Top 3 Caregiving Tips for Only-Children (They Work for Siblings, Too)

When you hear about  only-children who become only-child family caregivers, do you look at them with pity? No siblings to work together around Mom or Dad's care. No brother or sister to bounce ideas off of or commiserate. Fewer helping hands financially, physically and emotionally - and who's going to do the respite care?

In some circumstances, it may actually be easier. That's the word from social psychologist Susan Newman, author of The Case for the Only Child: Your Essential Guide. According to Newman, arguments with siblings are nonexistent and many only-children say, "thank goodness I don't have siblings. I can make the decisions myself."
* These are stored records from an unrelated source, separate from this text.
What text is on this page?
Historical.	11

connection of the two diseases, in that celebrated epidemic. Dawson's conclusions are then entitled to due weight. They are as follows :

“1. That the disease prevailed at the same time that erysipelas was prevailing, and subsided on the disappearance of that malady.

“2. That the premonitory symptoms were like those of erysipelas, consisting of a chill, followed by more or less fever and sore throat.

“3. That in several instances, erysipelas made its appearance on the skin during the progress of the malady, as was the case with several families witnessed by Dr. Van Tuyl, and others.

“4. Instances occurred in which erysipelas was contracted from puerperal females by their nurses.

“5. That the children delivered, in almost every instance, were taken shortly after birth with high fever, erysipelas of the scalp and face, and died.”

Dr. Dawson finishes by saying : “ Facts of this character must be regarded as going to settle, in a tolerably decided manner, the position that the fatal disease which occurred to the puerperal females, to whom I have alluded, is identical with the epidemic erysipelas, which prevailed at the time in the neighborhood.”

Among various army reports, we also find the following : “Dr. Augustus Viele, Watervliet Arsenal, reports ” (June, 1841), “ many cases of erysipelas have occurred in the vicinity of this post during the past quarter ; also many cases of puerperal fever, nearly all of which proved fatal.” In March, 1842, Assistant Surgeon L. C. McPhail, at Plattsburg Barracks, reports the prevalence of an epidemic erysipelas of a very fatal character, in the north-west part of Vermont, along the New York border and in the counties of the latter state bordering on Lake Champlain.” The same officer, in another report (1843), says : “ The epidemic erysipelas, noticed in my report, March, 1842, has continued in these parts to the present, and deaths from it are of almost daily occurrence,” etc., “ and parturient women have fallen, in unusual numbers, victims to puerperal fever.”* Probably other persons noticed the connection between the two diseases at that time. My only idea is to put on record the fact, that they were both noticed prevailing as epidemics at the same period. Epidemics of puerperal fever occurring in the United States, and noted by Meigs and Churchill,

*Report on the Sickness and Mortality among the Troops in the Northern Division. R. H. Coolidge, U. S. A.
One thing they don't have to worry about: squabbling brothers and sisters that can require SOS intervention like elder mediation. (That's where siblings with differences on eldercare and other issues related to aging parents meet with professionals to craft an action plan and tackle other thorny matters.)

There don't seem to be any studies on only-child caregivers - purely anecdotal information - but Newman has interviewed hundreds of adult only-children in caregiving roles for her work.

"When people think of only-children they think of having no one to turn to, but that's not usually the case," says Newman. She points to partners, spouses, friends and professional help to consult. Only-children usually cultivate strong bonds with friends and others, observes Newman, so they don't have to go it alone. They're used to reaching out.

Here are three tips for one and onlies. They happen to work for those with siblings, too, as well as long-distance family caregivers. It's just all-around good advice!

  1. Shore up your support system. Friends, spouses and your own children can help with Grandma (even if it's just phone calls).
  2. Don't try to go it alone. Ask docs and other caregivers for advice  and resources. Reminder: Many caregivers try to do everything themselves and get sick. No one can afford that, especially an only child.
  3. Hire a "sibling." A professional geriatric care manager will be able to guide you, hook you up with programs, agencies and specific needs. She will be able to steer you to volunteer transportation initiatives, for instance, a bookkeeper, or in-home aide.

Are you an only child caregiver or have you ever been? Did you see any pluses? Frustrations?